Usage information for vw

The program "vw" implements all the algorithms, depending on flags.
 12:45PM wifetries-741: vw

Allowed options:
  -b [ --bit_precision ] arg (=18)       number of bits in the feature table
  -c [ --cache ]                         Use a cache.  The default is 
                                         .cache
  --cache_file arg                       The location of a cache_file.
  -d [ --data ] arg                      Example Set
  --decay_learning_rate arg (=0.7071068) Set Decay Rate of Learning Rate
  -f [ --final_regressor ] arg           Final regressor
  -h [ --help ]                          Output Arguments
  -i [ --initial_regressor ] arg         Initial regressor
  --initial_t arg (=1)                   initial t value
  --power_t arg (=0)                     t power value
  -l [ --learning_rate ] arg (=0.1)      Set Learning Rate
  --passes arg (=1)                      Number of Training Passes
  -p [ --predictions ] arg               File to output predictions to
  -q [ --quadratic ] arg                 Create and use quadratic features
  -r [ --raw_predictions ] arg           File to output unnormalized 
                                         predictions to
  -s [ --seg ]                           Use SEG algorithm
  -t [ --testonly ]                      Ignore label information and just test
  --threads arg (=1)                     Number of threads
  1. -b [ --bit_precision ] arg The internal representation of the learning algorithm is a large array of floats which are indexed by hashing the feature value.

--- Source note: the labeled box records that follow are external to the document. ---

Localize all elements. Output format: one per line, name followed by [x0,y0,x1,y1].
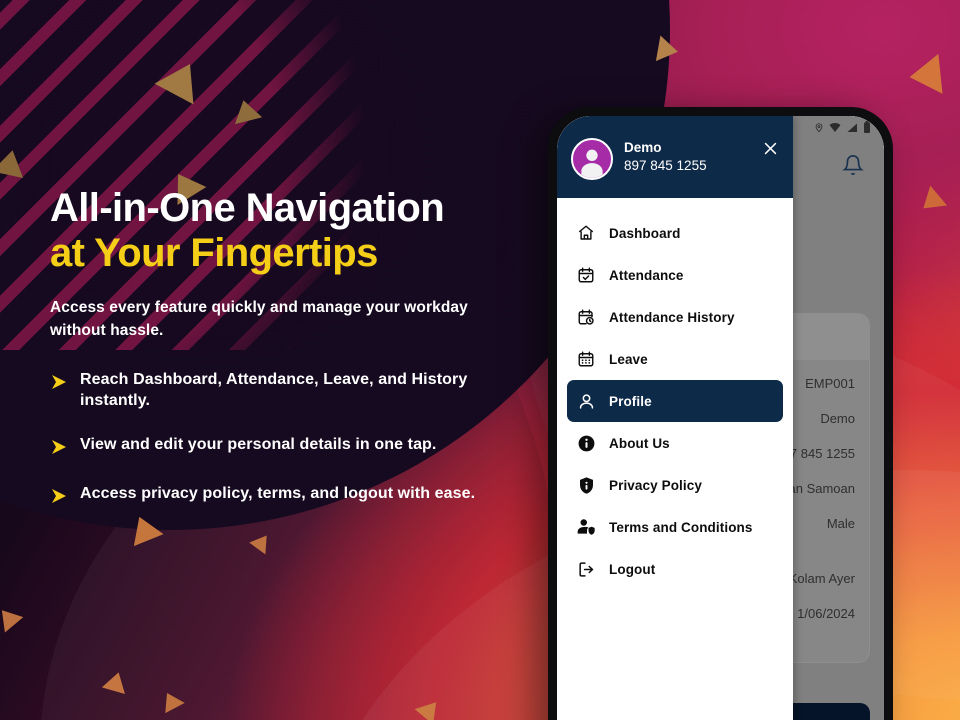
drawer-menu: Dashboard Attendance [557,198,793,720]
drawer-item-privacy-policy[interactable]: Privacy Policy [567,464,783,506]
drawer-item-label: Terms and Conditions [609,520,753,535]
drawer-item-attendance-history[interactable]: Attendance History [567,296,783,338]
location-icon [814,122,824,133]
user-icon [576,391,596,411]
list-item: View and edit your personal details in o… [50,434,550,461]
bell-icon [842,154,864,176]
chevron-right-icon [50,373,80,396]
shield-info-icon [576,475,596,495]
drawer-item-label: Dashboard [609,226,680,241]
battery-icon [863,121,871,133]
logout-icon [576,559,596,579]
drawer-item-profile[interactable]: Profile [567,380,783,422]
promo-copy: All-in-One Navigation at Your Fingertips… [50,186,550,510]
drawer-item-label: Logout [609,562,655,577]
user-avatar-icon [575,144,609,178]
drawer-item-label: Attendance [609,268,684,283]
list-item-label: Access privacy policy, terms, and logout… [80,483,475,505]
headline-line-2: at Your Fingertips [50,231,378,275]
drawer-header: Demo 897 845 1255 [557,116,793,198]
page-title: All-in-One Navigation at Your Fingertips [50,186,550,276]
list-item-label: View and edit your personal details in o… [80,434,436,456]
calendar-clock-icon [576,307,596,327]
list-item: Access privacy policy, terms, and logout… [50,483,550,510]
chevron-right-icon [50,487,80,510]
drawer-item-label: Attendance History [609,310,735,325]
drawer-item-logout[interactable]: Logout [567,548,783,590]
chevron-right-icon [50,438,80,461]
close-icon [762,140,779,157]
drawer-user-info: Demo 897 845 1255 [624,139,707,175]
headline-line-1: All-in-One Navigation [50,186,444,230]
phone-screen: EMP001 Demo 7 845 1255 an Samoan Male Ko… [557,116,884,720]
wifi-icon [829,122,841,133]
drawer-user-phone: 897 845 1255 [624,157,707,175]
promo-bullet-list: Reach Dashboard, Attendance, Leave, and … [50,369,550,510]
decor-triangle [907,54,942,97]
notification-bell-button[interactable] [842,154,864,181]
home-icon [576,223,596,243]
drawer-item-leave[interactable]: Leave [567,338,783,380]
calendar-icon [576,349,596,369]
navigation-drawer: Demo 897 845 1255 Dashboard [557,116,793,720]
avatar[interactable] [571,138,613,180]
info-icon [576,433,596,453]
drawer-item-label: Privacy Policy [609,478,702,493]
user-shield-icon [576,517,596,537]
status-bar-right [814,121,871,133]
calendar-check-icon [576,265,596,285]
close-drawer-button[interactable] [762,140,779,162]
list-item: Reach Dashboard, Attendance, Leave, and … [50,369,550,412]
drawer-item-label: Profile [609,394,652,409]
drawer-user-name: Demo [624,139,707,157]
phone-mockup: EMP001 Demo 7 845 1255 an Samoan Male Ko… [548,107,893,720]
promo-subcopy: Access every feature quickly and manage … [50,296,510,343]
drawer-item-label: About Us [609,436,670,451]
drawer-item-attendance[interactable]: Attendance [567,254,783,296]
drawer-item-about-us[interactable]: About Us [567,422,783,464]
list-item-label: Reach Dashboard, Attendance, Leave, and … [80,369,500,412]
drawer-item-label: Leave [609,352,648,367]
drawer-item-dashboard[interactable]: Dashboard [567,212,783,254]
drawer-item-terms-and-conditions[interactable]: Terms and Conditions [567,506,783,548]
signal-icon [846,122,858,133]
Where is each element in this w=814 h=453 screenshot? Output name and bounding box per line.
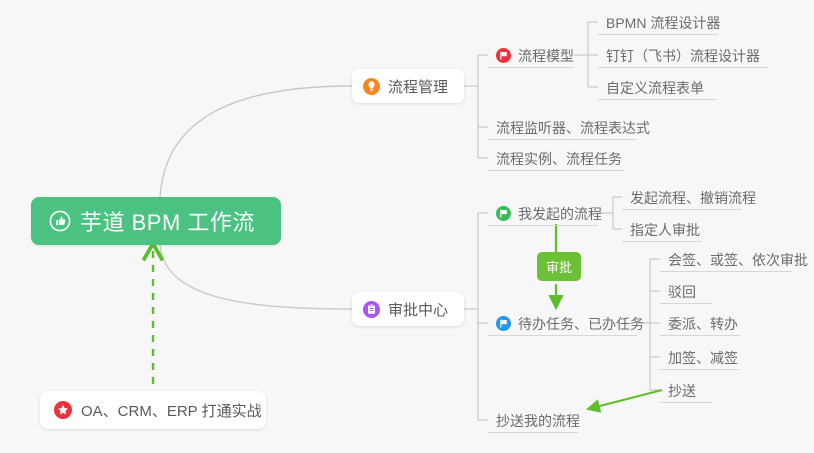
node-assignee-approval[interactable]: 指定人审批	[622, 212, 702, 242]
node-process-instance[interactable]: 流程实例、流程任务	[488, 141, 624, 171]
node-label: 加签、减签	[668, 351, 738, 366]
flag-green-icon	[496, 206, 511, 221]
node-label: BPMN 流程设计器	[606, 16, 720, 31]
approval-flow-callout: 审批	[537, 252, 581, 281]
node-process-listener[interactable]: 流程监听器、流程表达式	[488, 110, 636, 140]
approval-flow-label: 审批	[546, 260, 572, 275]
node-cc[interactable]: 抄送	[660, 373, 712, 403]
node-label: 流程模型	[518, 49, 574, 64]
node-label: 抄送	[668, 384, 696, 399]
node-todo-done-tasks[interactable]: 待办任务、已办任务	[488, 306, 637, 336]
node-cc-to-me[interactable]: 抄送我的流程	[488, 403, 578, 433]
bottom-note-card[interactable]: OA、CRM、ERP 打通实战	[40, 391, 266, 429]
node-label: 驳回	[668, 285, 696, 300]
node-process-model[interactable]: 流程模型	[488, 38, 574, 68]
node-label: 流程实例、流程任务	[496, 152, 622, 167]
star-red-icon	[54, 401, 72, 419]
node-delegate-transfer[interactable]: 委派、转办	[660, 306, 740, 336]
branch-approval-center[interactable]: 审批中心	[352, 292, 464, 326]
mindmap-canvas: 芋道 BPM 工作流 流程管理 流程模型 BPMN 流程设计器 钉钉（飞书	[0, 0, 814, 453]
node-label: 会签、或签、依次审批	[668, 253, 808, 268]
node-label: 指定人审批	[630, 223, 700, 238]
clipboard-icon	[363, 301, 380, 318]
root-node[interactable]: 芋道 BPM 工作流	[31, 197, 281, 245]
root-label: 芋道 BPM 工作流	[80, 205, 255, 237]
branch-process-management[interactable]: 流程管理	[352, 69, 464, 103]
bottom-note-label: OA、CRM、ERP 打通实战	[81, 400, 262, 421]
node-label: 流程监听器、流程表达式	[496, 121, 650, 136]
branch-label: 审批中心	[388, 299, 448, 320]
branch-label: 流程管理	[388, 76, 448, 97]
node-my-initiated[interactable]: 我发起的流程	[488, 196, 598, 226]
node-bpmn-designer[interactable]: BPMN 流程设计器	[598, 5, 718, 35]
node-dingtalk-designer[interactable]: 钉钉（飞书）流程设计器	[598, 38, 768, 68]
node-label: 抄送我的流程	[496, 414, 580, 429]
node-label: 待办任务、已办任务	[518, 317, 644, 332]
node-label: 发起流程、撤销流程	[630, 191, 756, 206]
flag-blue-icon	[496, 316, 511, 331]
thumbs-up-icon	[49, 210, 71, 232]
node-label: 委派、转办	[668, 317, 738, 332]
lightbulb-icon	[363, 78, 380, 95]
flag-red-icon	[496, 48, 511, 63]
node-add-remove-sign[interactable]: 加签、减签	[660, 340, 740, 370]
node-label: 钉钉（飞书）流程设计器	[606, 49, 760, 64]
node-start-cancel-process[interactable]: 发起流程、撤销流程	[622, 180, 742, 210]
node-custom-form[interactable]: 自定义流程表单	[598, 70, 716, 100]
node-reject[interactable]: 驳回	[660, 274, 712, 304]
node-label: 我发起的流程	[518, 207, 602, 222]
node-countersign[interactable]: 会签、或签、依次审批	[660, 242, 792, 272]
node-label: 自定义流程表单	[606, 81, 704, 96]
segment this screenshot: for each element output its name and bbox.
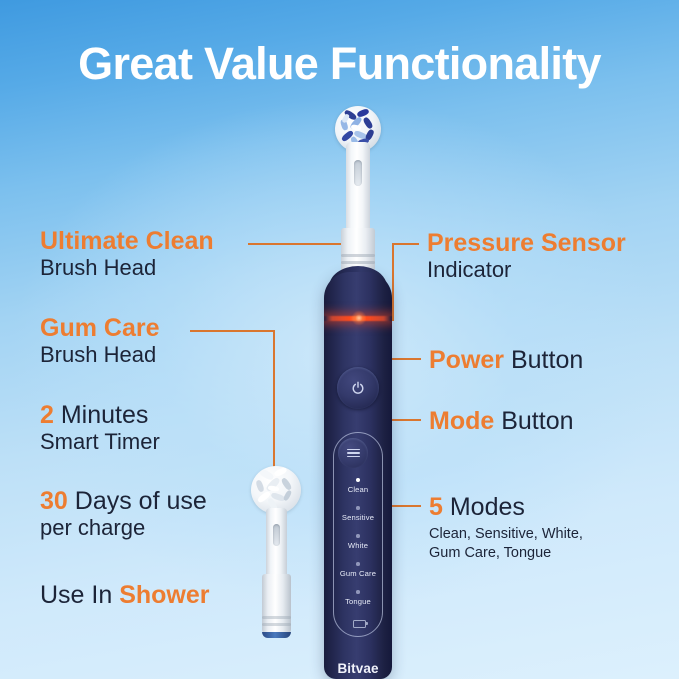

This flag controls log2 of the array size. If you want no collisions, then you need the 2*log(number of features) by the birthday paradox. On very large datasets where we can't easily represent all the features, we found this mechanism for sparsity to be more effective than the sparsification technique used in version 1. Note that your speed may be highly dependent on this parameter---if the weight vector fits in the l2 cache, you can be extremely efficient.
  2. -c [ --cache ] Whether or not to use a cache. For linear representations, this typically results in an order of magnitude speedup. The cache file contents depend on -b, and this dependence is autochecked. If a valid cache is not found, the program starts creating one.
  3. --cache_file arg The location of the cache file. By default it is data_file.cache.
  4. -d [ --data ] arg The training or testing file. See below for the format. The "-d" flag isn't necessary, because an unflagged argument is the datafile by default.
  5. --decay_learning_rate arg The learning rate is multiplied by this quantity after every pass over the data.
  6. -f [ --final_regressor ] arg Which file to output the final regressor into.
  7. -h [ --help ] Output the set of flags. Using no arguments has the same effect.
  8. -i [ --initial_regressor ] arg Start by loading an initial regressor. The regressor file contains -b, -s, and -q flag arguments used when producing the regressor and will overrule any that you try to give.
  9. --initial_t arg (=1) An offset to the initial count. This only impacts learning if the learning rate decays with t.
  10. --power_t arg (=0) The power on 1/(initial_t + t) which controls the learning rate.
  11. --passes arg The number of times the learning algorithm passes over the data. We found that decaying the learning rate by a factor of 1/20.5 was effective, so this is the default. You can change the decay rate via --decay_learning_rate or create your own multipass algorithm via use of --initial_regressor.
  12. -p [ --predictions ] arg File to output predictions to. This can be used during either training or testing. Note that if order matters then you should set --threads 1.
  13. -q [ --quadratic ] arg Whether or not and which quadratic features to create. The argument is two characters---the first character of two namespaces which are created.
  14. -r [ --raw_predictions ] arg A file to output raw (unnormalized) prediction to. This is sometimes helpful if you are using the score for ordering rather than probabilistic prediction.
  15. -s [ --seg ] Use the specialist exponentiated gradient algorithm.
  16. -t [ --testonly ]
  17. Ignore any available label information and don't train. You probably want to use -p and --threads 1 also.
  18. --threads arg The number of threads to use. Performance can vary substantially depending on whether the datafile is cached in RAM and whether the weight vector fits in your level 2 cache. The default is 2.

Data file format

The training set is a line-by-line format of the form <label> <weight> |<namespace> <feature> <feature> ... |<namespace> <feature> <feature> ...

The semantics is: features with the same name are different features in different namespaces. See the datasets above for examples. If you want to specify a value for a feature, you do this by adding :<float> to the namespace (for all features in the namespace) or the feature. For example "|txt:-1 foo bar baz" would say that the features "foo", "bar", and "baz" each have value -1 (rather then the default of 1). If you don't specify a label, the learning algorithm doesn't try to learn (but it does test). If you don't specify a weight, it defaults to 1.